A ces mots, il le précipite dans l'abîme. Miracle! Le curé tournoya dans le vide puis disparut comme enlevé par une main invisible. Les Tartares épouvantés par cette disparition qu'ils croyaient surnaturelle, s'enfuirent pour ne plus revenir. Les prisonniers ainsi délivrés retrouvèrent leur vieux curé accroché par ses vêtements à une arête du roc et dissimulé à la vue par un épais fourré d'arbustes qui croissaient à mi-hauteur du précipice. Tel est l'événement que représentait le tableau[ [58] de la chapelle seigneuriale et que la légende, fidèlement transmise à travers les siècles, nous a aussi rapporté[ [59].
Lorsque nous partîmes de Zsolna, les rues, la route étaient un marécage aux piétons impraticable. Je compris alors pourquoi les Hongrois des campagnes et des petites villes, les femmes aussi bien que les hommes, portent tous d'immenses bottes sans lesquelles ils ne pourraient affronter leurs chemins. Il avait plu toute la nuit, non pas d'une de ces pluies banales durant lesquelles l'eau tombe tranquillement du ciel, non, en ce pays tout est sauvage, même la pluie, et celle-ci s'était ruée avec rage sur la vallée pendant douze heures, si bien qu'au matin, lorsque enfin le soleil dissipa les nuages, tout n'était plus qu'eau et boue dans la vallée.
Pour sortir de Zsolna nous dûmes prendre un chemin où la boue était si épaisse qu'elle atteignait aux moyeux des roues; vingt fois je crus que nous allions rester dans cette fondrière où l'auto se débattait en projetant au loin des gerbes de marmelade noirâtre et visqueuse.
Nous remontons la si pittoresque vallée de la Vaag, sauvage et sombre couloir où le mystère du moyen âge semble planer encore, la vallée des vieux châteaux des Karpathes, aires d'aigles juchées au sommet des abruptes montagnes, se succédant à chaque pas, surplombant chaque coude de la rivière, à l'affût de chaque passage difficile et d'où les féroces seigneurs fondaient sur les voyageurs qui osaient s'aventurer dans la gorge, les rançonnant, les pillant, les massacrant.

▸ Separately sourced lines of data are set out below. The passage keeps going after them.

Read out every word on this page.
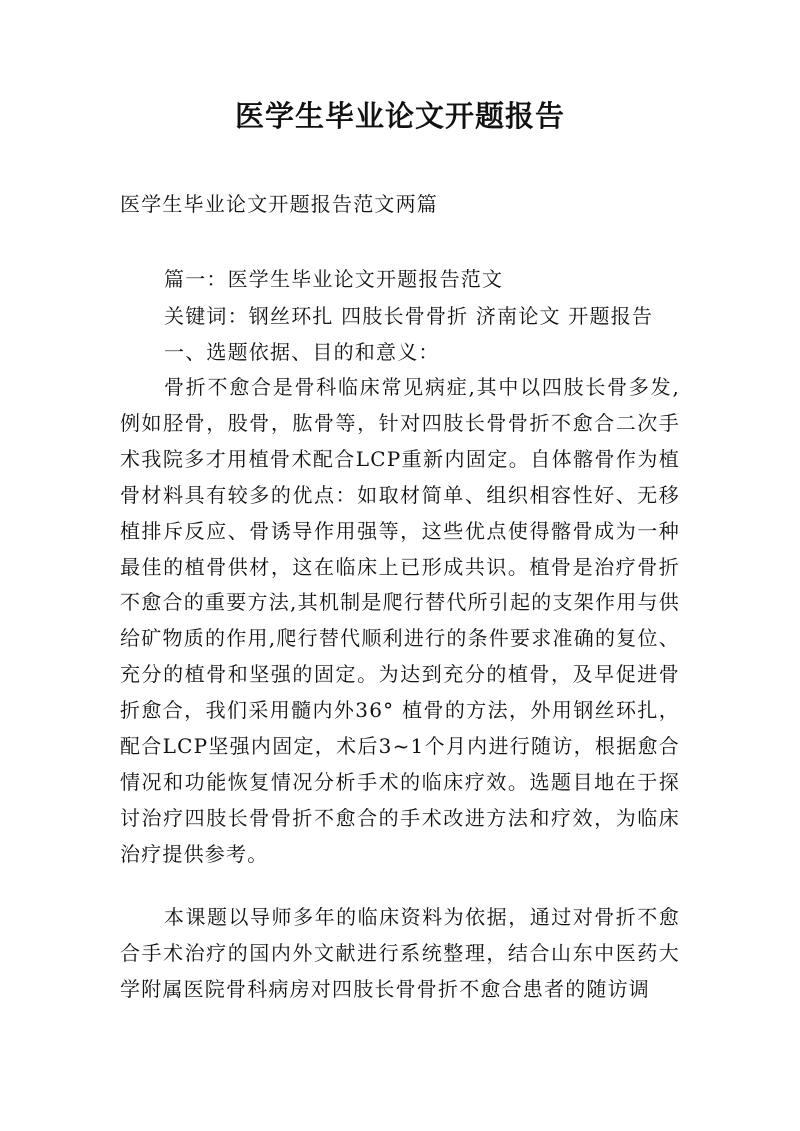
医学生毕业论文开题报告

医学生毕业论文开题报告范文两篇

篇一：医学生毕业论文开题报告范文

关键词：钢丝环扎 四肢长骨骨折 济南论文 开题报告

一、选题依据、目的和意义：

骨折不愈合是骨科临床常见病症,其中以四肢长骨多发,例如胫骨，股骨，肱骨等，针对四肢长骨骨折不愈合二次手术我院多才用植骨术配合LCP重新内固定。自体髂骨作为植骨材料具有较多的优点：如取材简单、组织相容性好、无移植排斥反应、骨诱导作用强等，这些优点使得髂骨成为一种最佳的植骨供材，这在临床上已形成共识。植骨是治疗骨折不愈合的重要方法,其机制是爬行替代所引起的支架作用与供给矿物质的作用,爬行替代顺利进行的条件要求准确的复位、充分的植骨和坚强的固定。为达到充分的植骨，及早促进骨折愈合，我们采用髓内外36° 植骨的方法，外用钢丝环扎，配合LCP坚强内固定，术后3~1个月内进行随访，根据愈合情况和功能恢复情况分析手术的临床疗效。选题目地在于探讨治疗四肢长骨骨折不愈合的手术改进方法和疗效，为临床治疗提供参考。

本课题以导师多年的临床资料为依据，通过对骨折不愈合手术治疗的国内外文献进行系统整理，结合山东中医药大学附属医院骨科病房对四肢长骨骨折不愈合患者的随访调
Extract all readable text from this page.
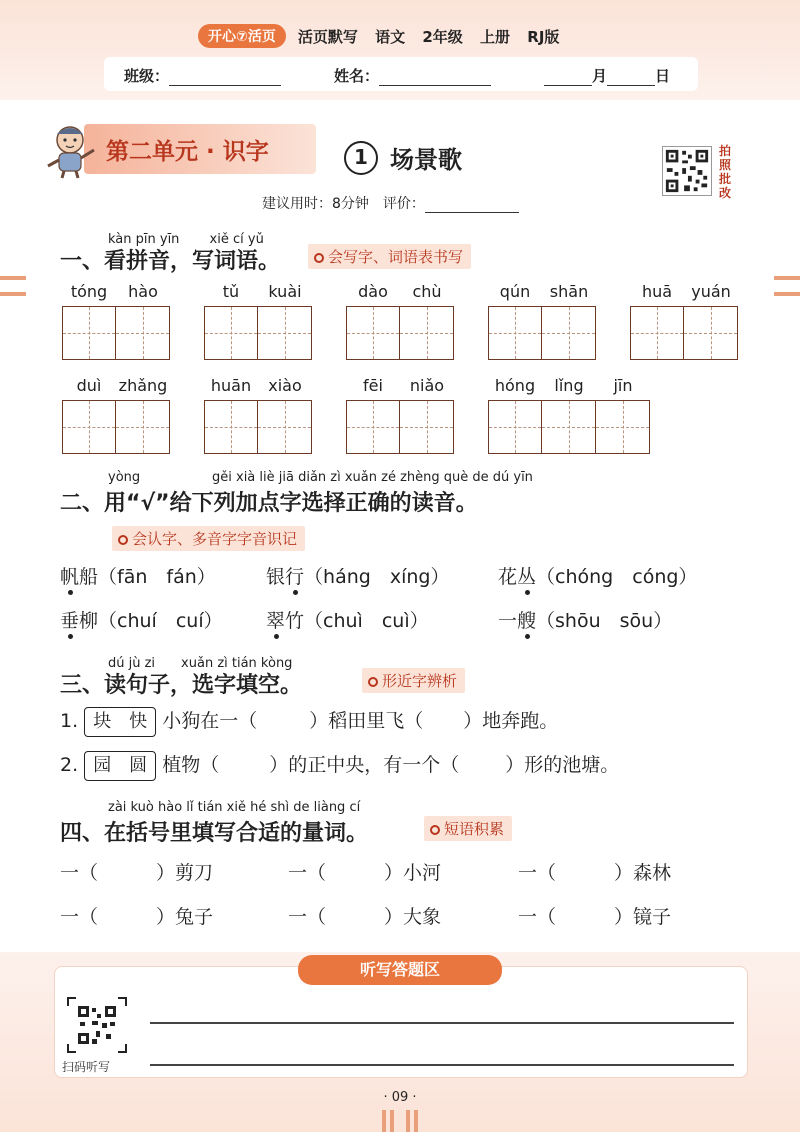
开心⑦活页	活页默写 语文 2年级 上册 RJ版
班级：	姓名：	月	日
第二单元 · 识字	1 场景歌	拍照批改
建议用时：8分钟　评价：
kàn pīn yīn　　 xiě cí yǔ
一、看拼音，写词语。	会写字、词语表书写
tóng	hào	tǔ	kuài	dào	chù	qún	shān	huā	yuán
duì	zhǎng	huān	xiào	fēi	niǎo	hóng	lǐng	jīn
yòng	gěi xià liè jiā diǎn zì xuǎn zé zhèng què de dú yīn
二、用“√”给下列加点字选择正确的读音。
会认字、多音字字音识记
帆船（fān　fán）	银行（háng　xíng）	花丛（chóng　cóng）
垂柳（chuí　cuí） 翠竹（chuì　cuì）	一艘（shōu　sōu）
dú jù zi　　xuǎn zì tián kòng
三、读句子，选字填空。	形近字辨析
1. 块　快 小狗在一（	）稻田里飞（ ）地奔跑。
2. 园　圆 植物（	）的正中央，有一个（ ）形的池塘。
zài kuò hào lǐ tián xiě hé shì de liàng cí
四、在括号里填写合适的量词。	短语积累
一（	）剪刀	一（	）小河	一（	）森林
一（	）兔子	一（	）大象	一（	）镜子
听写答题区
扫码听写
· 09 ·
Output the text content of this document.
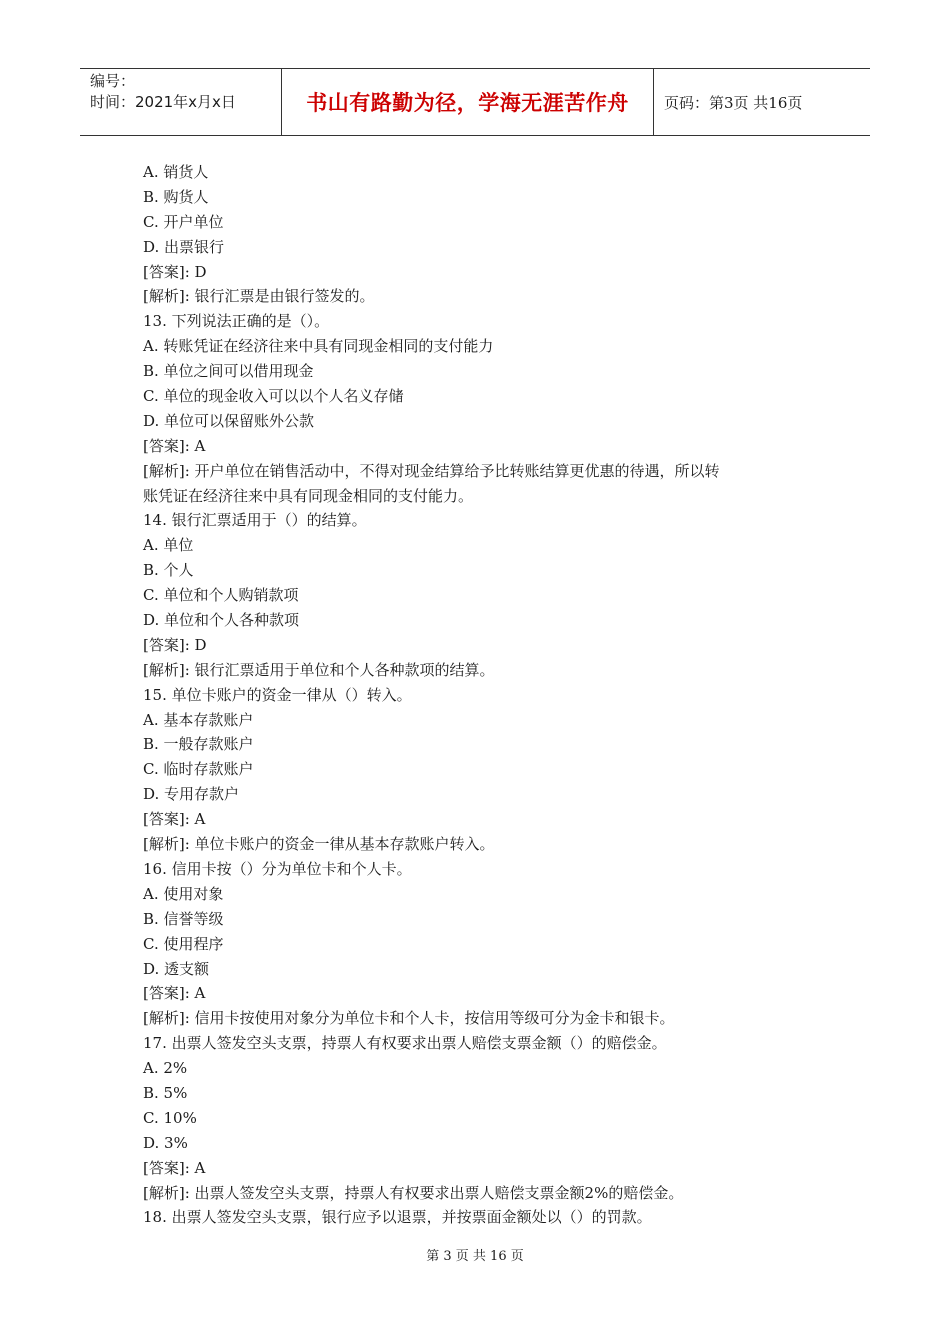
编号：
时间：2021年x月x日	书山有路勤为径，学海无涯苦作舟	页码：第3页 共16页
A. 销货人
B. 购货人
C. 开户单位
D. 出票银行
[答案]: D
[解析]: 银行汇票是由银行签发的。
13. 下列说法正确的是（）。
A. 转账凭证在经济往来中具有同现金相同的支付能力
B. 单位之间可以借用现金
C. 单位的现金收入可以以个人名义存储
D. 单位可以保留账外公款
[答案]: A
[解析]: 开户单位在销售活动中，不得对现金结算给予比转账结算更优惠的待遇，所以转
账凭证在经济往来中具有同现金相同的支付能力。
14. 银行汇票适用于（）的结算。
A. 单位
B. 个人
C. 单位和个人购销款项
D. 单位和个人各种款项
[答案]: D
[解析]: 银行汇票适用于单位和个人各种款项的结算。
15. 单位卡账户的资金一律从（）转入。
A. 基本存款账户
B. 一般存款账户
C. 临时存款账户
D. 专用存款户
[答案]: A
[解析]: 单位卡账户的资金一律从基本存款账户转入。
16. 信用卡按（）分为单位卡和个人卡。
A. 使用对象
B. 信誉等级
C. 使用程序
D. 透支额
[答案]: A
[解析]: 信用卡按使用对象分为单位卡和个人卡，按信用等级可分为金卡和银卡。
17. 出票人签发空头支票，持票人有权要求出票人赔偿支票金额（）的赔偿金。
A. 2%
B. 5%
C. 10%
D. 3%
[答案]: A
[解析]: 出票人签发空头支票，持票人有权要求出票人赔偿支票金额2%的赔偿金。
18. 出票人签发空头支票，银行应予以退票，并按票面金额处以（）的罚款。
第 3 页 共 16 页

Voici un premier coude brusque de la rivière et voici un château embusqué sur un mamelon, entre des hauteurs qui ne le laissent voir que lorsqu'il est trop tard pour le fuir. C'est le château de Strecno, dont les ruines imposantes, un haut donjon, des murailles percées de grandes fenêtres gothiques, disent assez quelle fut son importance. Ce château commandait non seulement la vallée de la Vaag, mais aussi celle de la Varinka, qui débouche juste en face.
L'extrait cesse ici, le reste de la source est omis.